We're not here to take sides in the bitter contract squabble between Cooper Tire & Rubber Co. and the United Steelworkers (USW) at the company's tire plant in Findlay, Ohio.
But we do want to take the union to task for its recent "day of action" that ended up negatively impacting some of the valued customers who sell the products that USW members make.
The contract dispute, which started late last year, resulted in Cooper's locking out 1,050 workers at the plant after the union overwhelmingly voted down the company's reportedly "last, best and final" proposal in November.
Union workers are upset that the company won't return some of the $30 million in wage and benefit concessions the USW said it made several years ago when the company was struggling financially, especially now that Cooper is solidly back on its feet.
The company, for its part, wants to implement production standards in its next contract with the union to make the plant more competitive.
To say the two sides are at a stalemate is putting it mildly.
But the union overstepped its bounds recently when it chose to drag about 150 independent tire dealers into the dispute—not because it chose to send demonstrators to their locations, but by the way it went about doing it.
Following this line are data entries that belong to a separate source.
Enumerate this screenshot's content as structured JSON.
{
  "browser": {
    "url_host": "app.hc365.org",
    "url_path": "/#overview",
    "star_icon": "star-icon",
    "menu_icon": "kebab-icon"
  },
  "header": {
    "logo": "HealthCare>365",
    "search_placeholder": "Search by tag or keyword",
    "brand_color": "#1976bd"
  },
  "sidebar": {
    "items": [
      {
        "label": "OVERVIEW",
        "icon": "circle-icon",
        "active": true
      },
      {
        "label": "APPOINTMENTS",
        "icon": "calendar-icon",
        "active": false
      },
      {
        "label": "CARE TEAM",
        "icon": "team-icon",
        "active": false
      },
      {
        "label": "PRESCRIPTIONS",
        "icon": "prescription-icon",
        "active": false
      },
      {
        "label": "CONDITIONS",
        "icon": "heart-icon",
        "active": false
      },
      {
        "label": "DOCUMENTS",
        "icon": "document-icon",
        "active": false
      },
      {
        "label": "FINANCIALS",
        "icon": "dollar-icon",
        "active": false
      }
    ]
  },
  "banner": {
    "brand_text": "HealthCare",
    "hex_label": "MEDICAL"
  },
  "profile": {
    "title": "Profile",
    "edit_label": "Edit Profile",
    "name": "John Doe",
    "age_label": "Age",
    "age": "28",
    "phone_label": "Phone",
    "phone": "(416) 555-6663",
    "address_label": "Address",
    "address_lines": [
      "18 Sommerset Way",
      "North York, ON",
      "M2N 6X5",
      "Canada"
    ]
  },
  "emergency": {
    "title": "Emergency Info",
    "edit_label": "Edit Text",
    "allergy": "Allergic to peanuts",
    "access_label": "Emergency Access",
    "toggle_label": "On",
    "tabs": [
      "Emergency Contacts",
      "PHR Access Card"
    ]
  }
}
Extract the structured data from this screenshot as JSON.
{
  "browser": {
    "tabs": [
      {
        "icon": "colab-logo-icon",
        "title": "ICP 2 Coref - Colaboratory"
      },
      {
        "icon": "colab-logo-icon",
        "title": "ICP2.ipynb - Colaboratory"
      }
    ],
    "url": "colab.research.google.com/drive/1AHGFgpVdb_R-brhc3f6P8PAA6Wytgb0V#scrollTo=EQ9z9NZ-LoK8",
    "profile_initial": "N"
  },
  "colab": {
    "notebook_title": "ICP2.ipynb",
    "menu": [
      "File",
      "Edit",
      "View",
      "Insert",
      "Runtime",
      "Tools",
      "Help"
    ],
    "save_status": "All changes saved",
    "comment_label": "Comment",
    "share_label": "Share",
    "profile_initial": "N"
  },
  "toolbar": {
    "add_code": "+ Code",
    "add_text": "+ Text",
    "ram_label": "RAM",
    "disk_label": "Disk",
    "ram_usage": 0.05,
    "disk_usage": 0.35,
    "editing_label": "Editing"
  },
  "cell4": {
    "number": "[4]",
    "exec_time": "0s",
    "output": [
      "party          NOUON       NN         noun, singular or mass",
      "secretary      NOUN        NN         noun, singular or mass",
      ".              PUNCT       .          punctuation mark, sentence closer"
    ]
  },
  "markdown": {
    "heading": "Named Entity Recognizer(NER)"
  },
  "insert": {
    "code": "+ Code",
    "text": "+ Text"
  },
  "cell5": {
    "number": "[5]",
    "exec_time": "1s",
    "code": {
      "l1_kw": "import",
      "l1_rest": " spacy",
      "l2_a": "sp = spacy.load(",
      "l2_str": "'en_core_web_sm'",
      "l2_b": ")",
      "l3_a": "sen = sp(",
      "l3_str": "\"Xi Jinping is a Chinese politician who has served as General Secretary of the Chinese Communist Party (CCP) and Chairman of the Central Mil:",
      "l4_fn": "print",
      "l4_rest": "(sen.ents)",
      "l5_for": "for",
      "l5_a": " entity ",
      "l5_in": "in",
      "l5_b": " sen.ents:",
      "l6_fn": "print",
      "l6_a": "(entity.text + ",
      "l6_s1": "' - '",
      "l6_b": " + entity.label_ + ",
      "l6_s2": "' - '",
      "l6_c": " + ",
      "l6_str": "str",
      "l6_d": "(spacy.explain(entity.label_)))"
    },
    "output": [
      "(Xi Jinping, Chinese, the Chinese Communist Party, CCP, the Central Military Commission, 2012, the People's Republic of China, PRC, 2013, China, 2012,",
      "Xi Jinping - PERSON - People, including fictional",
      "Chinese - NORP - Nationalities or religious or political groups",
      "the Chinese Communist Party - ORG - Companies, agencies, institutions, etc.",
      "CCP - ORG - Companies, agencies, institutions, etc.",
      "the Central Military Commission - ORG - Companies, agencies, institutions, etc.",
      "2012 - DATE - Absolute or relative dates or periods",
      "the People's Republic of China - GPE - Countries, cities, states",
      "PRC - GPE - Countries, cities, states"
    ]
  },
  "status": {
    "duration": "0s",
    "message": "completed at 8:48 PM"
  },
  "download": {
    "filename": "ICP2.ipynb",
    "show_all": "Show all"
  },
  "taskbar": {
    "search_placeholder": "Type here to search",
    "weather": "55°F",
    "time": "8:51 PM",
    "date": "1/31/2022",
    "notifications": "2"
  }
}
While the objective may have been to publicize the lockout and gain favor from tire dealers and the community at large, the picketing caught many dealerships off guard. More importantly, it ended up affecting some of the dealerships in places where it hurt the most—their pocketbooks and with their customers.
That certainly wasn't the union's intention, but in some cases, that's what ended up happening.
One dealer, Dennis Leipold, owner of Leipold Tire Co. in Cuyahoga Falls, Ohio, felt his business was attacked by the picketing union workers.
They ended up disrupting his business, he said, including blocking the driveway to his dealership and sending a confusing message to passersby, all without informing him initially of their grievances with Cooper.
He had good cause to be angry. They got things backward, he said. "The union members have a valid point, but I'm not responsible."
Even if the tire dealers involved were sympathetic with the cause of the locked-out union workers, the mere act of demonstrating at their dealerships more than likely turned many off, especially in the cases where they didn't first inform dealership management of the USW's intentions.
We urge the two sides to work out their differences so everyone can get back to work. Just keep the tire dealers who sell the company's products out of the fray.